ネガティブな感情は、直接どうにかしようとするほど強くなります。「白熊のことを考えないでください」と言われると白熊のことばかり考えてしまう現象が、感情に対しても起きるためです。だからこの章の処方は「感情をどうにかする」ことをやめ、大切なことに向かって動くことに切り替えるという、直観に反する方向を取ります。

この記事はシリーズ第4章「行動と感情」の入口です。原則6(行動分析)・6.5(三者相互作用と自己効力感)・6.7(感情・ニーズ・期待)・9-B(CBTとACT)・10(セルフコンパッション)の5つを扱います。前提は第3章で、構造が見えた後に具体的に何をするかを扱うのがこの章です。


目次

  1. 「消そうとするほど強くなる」という逆説|白熊実験とRFT
  2. 心理療法の3つの波|行動療法からCBT、ACTへ
  3. 機能的文脈主義とヘキサフレックス|U字理論と同型の心理的柔軟性
  4. 感情はニーズの信号、環境はやる気に勝る|自己効力感とセルフコンパッション
  5. 5原則の使い分けと今日から試せること
  6. よくある質問
  7. まとめ
  8. 参考文献

1. 「消そうとするほど強くなる」という逆説|白熊実験とRFT

感情や思考は、消そうとする努力そのものが対象を活性化させ、かえって強くなります。 この現象を最初に示したのが、Daniel Wegnerの皮肉過程理論(ironic process theory)です。

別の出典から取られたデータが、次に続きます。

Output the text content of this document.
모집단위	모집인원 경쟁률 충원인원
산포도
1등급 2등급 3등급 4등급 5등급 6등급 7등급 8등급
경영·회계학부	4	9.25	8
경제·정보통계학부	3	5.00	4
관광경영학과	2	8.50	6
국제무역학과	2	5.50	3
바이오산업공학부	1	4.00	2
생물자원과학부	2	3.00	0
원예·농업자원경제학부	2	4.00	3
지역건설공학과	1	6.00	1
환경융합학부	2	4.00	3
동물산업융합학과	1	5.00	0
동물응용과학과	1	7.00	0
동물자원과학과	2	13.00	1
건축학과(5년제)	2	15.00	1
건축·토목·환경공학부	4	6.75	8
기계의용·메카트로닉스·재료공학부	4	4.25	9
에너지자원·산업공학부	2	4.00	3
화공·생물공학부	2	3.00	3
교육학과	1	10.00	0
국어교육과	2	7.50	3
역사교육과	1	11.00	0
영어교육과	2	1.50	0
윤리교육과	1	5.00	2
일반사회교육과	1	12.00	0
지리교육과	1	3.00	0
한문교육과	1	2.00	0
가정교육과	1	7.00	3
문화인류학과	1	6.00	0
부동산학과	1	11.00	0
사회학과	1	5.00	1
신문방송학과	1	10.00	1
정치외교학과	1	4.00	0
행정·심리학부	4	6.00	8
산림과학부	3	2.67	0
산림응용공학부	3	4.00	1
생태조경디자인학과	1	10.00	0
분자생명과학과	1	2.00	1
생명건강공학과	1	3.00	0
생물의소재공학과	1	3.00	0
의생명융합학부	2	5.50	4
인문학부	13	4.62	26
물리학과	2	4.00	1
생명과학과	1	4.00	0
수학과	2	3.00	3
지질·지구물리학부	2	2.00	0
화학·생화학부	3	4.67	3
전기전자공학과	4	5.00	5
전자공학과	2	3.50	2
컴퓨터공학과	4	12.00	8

参加者に「これから5分間、白熊のことを考えないでください」と教示すると、参加者は白熊のことばかり考えてしまいます。しかも抑制を解除した後には、抑制していなかった群より多く白熊を想起するリバウンド効果も確認されました。

図解

「考えないでおく」ためには「考えていないかどうか」を監視し続ける必要があり、監視するには対象を参照し続けなければなりません。抑制の努力そのものが、対象を活性化させるのです。思考抑制の逆説効果は再現されている現象ですが、効果の大きさや条件には議論があり、「いかなる状況でも抑制は必ず逆効果」という強い主張はできません。ただし「消そうとする戦略には限界がある」という方向性は、複数の研究群に支持されています。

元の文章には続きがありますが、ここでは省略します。